In some ways Lent resembles a Sports Hall where Almsgiving, Prayer and Fasting are the “exercises”. What we are trying to achieve is a capacity to live under the Father’s gaze. Most of our time we are worried about the gaze of others, how we are perceived etc. and this can weigh us down.

Living under the gaze of the Father liberates us, so that the result of our “exercise” over the 40 days is to regain our freedom which, in turn, helps to liberate others.

In the traditional “Stations of the Cross” or “Way of the Cross”, one of the meditations offered is to reflect on Jesus’ encounter with the women of Jerusalem: “…but Jesus turned to them and said Daughters of Jerusalem, weep not for me, weep rather for yourselves and for your children”. (Luke 23,28.) There is mutual empathy in this encounter between the women of Jerusalem and Jesus. There is shared pain. Women and children are disproportionately affected by climate change. While women themselves suffer, they share the pain of their children’s suffering as well. It is future generations who will bear the brunt of climate change especially those from the most vulnerable countries.

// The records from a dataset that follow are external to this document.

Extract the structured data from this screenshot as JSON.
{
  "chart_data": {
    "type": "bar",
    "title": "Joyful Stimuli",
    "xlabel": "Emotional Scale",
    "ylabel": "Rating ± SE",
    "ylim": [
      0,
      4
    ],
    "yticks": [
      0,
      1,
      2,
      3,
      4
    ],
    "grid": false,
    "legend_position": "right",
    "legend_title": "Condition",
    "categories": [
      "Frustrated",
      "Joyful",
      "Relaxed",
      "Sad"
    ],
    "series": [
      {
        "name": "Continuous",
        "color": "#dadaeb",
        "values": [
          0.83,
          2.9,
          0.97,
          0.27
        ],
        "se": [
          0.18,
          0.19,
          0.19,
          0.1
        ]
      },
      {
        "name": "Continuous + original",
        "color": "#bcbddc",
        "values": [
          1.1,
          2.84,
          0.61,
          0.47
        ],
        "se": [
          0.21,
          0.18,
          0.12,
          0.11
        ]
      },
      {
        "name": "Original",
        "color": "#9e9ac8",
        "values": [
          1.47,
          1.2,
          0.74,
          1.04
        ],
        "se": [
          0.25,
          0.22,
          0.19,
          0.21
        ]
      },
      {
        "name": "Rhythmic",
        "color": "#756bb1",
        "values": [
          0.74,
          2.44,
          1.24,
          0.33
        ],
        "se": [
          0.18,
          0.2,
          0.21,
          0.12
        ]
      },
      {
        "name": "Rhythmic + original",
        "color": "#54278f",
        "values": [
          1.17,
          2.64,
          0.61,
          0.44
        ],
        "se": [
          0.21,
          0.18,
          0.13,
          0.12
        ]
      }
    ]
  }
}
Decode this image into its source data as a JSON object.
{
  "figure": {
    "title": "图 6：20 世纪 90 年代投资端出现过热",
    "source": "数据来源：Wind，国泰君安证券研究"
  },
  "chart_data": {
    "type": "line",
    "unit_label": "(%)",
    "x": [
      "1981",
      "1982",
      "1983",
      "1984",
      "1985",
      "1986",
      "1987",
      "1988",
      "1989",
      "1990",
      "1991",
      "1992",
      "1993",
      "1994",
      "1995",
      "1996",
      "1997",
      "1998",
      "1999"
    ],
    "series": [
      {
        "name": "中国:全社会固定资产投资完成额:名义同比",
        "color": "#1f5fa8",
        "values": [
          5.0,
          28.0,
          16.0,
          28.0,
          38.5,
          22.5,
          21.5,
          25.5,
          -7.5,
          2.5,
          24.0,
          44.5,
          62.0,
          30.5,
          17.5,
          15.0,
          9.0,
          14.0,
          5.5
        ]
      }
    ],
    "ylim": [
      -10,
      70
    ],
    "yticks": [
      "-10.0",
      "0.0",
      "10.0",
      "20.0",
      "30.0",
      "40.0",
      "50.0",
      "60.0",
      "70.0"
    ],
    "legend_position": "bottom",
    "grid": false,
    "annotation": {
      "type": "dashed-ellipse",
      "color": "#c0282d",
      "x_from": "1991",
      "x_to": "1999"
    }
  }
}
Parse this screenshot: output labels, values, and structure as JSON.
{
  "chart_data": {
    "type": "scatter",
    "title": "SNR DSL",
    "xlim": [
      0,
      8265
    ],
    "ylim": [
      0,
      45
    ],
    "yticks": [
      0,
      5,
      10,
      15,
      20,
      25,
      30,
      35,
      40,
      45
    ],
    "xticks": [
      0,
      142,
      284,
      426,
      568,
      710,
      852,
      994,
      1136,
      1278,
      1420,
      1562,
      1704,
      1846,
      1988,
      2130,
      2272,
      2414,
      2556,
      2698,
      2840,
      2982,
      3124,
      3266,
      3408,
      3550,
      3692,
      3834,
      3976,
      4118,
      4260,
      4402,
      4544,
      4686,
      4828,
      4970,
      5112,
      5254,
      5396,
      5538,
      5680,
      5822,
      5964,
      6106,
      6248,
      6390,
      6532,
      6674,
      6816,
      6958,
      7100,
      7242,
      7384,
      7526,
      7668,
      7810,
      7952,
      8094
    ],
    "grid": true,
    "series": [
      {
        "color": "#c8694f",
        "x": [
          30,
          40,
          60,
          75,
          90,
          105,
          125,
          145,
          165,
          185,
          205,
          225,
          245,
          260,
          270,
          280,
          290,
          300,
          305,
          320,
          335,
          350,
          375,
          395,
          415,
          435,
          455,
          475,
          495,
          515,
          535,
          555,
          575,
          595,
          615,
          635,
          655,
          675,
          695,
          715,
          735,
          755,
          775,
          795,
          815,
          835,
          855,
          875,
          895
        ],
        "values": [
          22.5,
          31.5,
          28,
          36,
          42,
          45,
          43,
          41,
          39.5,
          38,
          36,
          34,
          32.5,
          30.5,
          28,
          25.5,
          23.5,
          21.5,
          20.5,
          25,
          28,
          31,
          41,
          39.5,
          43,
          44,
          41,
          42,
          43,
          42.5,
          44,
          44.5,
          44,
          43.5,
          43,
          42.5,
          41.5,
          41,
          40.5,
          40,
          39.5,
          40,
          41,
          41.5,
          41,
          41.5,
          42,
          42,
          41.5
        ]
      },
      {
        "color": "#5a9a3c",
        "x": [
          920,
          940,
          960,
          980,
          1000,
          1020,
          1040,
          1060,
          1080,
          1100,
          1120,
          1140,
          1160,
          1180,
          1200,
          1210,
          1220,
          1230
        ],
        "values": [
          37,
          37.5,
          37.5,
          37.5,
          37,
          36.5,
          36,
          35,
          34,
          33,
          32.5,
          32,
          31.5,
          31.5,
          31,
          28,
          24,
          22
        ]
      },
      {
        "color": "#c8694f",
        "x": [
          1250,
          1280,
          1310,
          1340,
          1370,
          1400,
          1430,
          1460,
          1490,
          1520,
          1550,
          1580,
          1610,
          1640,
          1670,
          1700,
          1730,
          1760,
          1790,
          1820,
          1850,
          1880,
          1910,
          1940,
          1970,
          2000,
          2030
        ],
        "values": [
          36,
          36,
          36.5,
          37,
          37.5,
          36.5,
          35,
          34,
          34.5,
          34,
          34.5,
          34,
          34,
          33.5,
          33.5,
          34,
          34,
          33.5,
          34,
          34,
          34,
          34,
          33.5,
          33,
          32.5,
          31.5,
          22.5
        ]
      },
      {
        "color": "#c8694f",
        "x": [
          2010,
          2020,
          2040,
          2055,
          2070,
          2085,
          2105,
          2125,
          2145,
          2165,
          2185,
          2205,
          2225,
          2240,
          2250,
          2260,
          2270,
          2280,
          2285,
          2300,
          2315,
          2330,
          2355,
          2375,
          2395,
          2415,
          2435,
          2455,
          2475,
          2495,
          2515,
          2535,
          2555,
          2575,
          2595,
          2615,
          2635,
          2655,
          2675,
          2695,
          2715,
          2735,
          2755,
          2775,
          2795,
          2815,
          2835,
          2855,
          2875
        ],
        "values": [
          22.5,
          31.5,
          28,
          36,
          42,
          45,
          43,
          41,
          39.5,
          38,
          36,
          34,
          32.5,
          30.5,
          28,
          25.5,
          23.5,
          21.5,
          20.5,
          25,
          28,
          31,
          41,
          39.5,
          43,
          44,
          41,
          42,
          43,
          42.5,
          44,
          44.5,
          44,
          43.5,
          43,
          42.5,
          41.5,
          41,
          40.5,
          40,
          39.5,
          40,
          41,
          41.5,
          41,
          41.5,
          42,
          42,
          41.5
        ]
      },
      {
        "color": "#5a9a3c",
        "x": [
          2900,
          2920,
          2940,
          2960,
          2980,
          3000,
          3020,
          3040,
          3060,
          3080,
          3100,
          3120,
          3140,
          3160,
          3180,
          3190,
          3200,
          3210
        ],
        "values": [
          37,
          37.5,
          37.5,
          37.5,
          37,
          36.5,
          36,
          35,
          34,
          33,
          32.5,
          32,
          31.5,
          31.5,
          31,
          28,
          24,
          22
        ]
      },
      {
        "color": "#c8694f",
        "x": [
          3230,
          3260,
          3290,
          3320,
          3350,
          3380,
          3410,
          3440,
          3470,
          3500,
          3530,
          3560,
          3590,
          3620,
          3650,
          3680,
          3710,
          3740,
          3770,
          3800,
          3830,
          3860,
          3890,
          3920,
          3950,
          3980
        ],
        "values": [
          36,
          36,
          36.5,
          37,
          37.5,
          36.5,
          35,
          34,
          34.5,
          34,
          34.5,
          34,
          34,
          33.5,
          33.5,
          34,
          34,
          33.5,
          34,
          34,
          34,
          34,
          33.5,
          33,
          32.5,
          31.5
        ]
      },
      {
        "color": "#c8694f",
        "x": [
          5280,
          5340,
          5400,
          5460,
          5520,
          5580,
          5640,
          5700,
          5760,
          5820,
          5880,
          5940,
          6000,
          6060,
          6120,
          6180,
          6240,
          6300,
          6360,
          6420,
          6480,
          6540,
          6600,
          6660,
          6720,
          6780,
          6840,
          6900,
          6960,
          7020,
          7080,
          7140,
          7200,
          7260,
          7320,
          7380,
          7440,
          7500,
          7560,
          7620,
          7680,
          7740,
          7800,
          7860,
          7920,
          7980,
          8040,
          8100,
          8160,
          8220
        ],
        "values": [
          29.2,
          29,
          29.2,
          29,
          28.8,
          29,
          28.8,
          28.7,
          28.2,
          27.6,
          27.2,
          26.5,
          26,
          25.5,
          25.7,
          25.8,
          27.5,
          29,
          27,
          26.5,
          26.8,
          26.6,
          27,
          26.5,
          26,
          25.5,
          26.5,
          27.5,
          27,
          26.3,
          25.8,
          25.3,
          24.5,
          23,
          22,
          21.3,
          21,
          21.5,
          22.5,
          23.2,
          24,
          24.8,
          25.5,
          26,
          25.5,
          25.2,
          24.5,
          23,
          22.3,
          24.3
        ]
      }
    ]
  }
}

In his encyclical Laudato Si’, Pope Francis reminds us that ‘ Our goal is … to become painfully aware, to dare to turn what is happening to the world into our own personal suffering and thus to discover what each of us can do about it.’

Creator God, deepen our sense of suffering within our global family and move us into action. Help us to discover what each of us can do about it. May we step out of our relatively comfortable lifestyle and enter into our Lenten exercise of living under the Father’s gaze.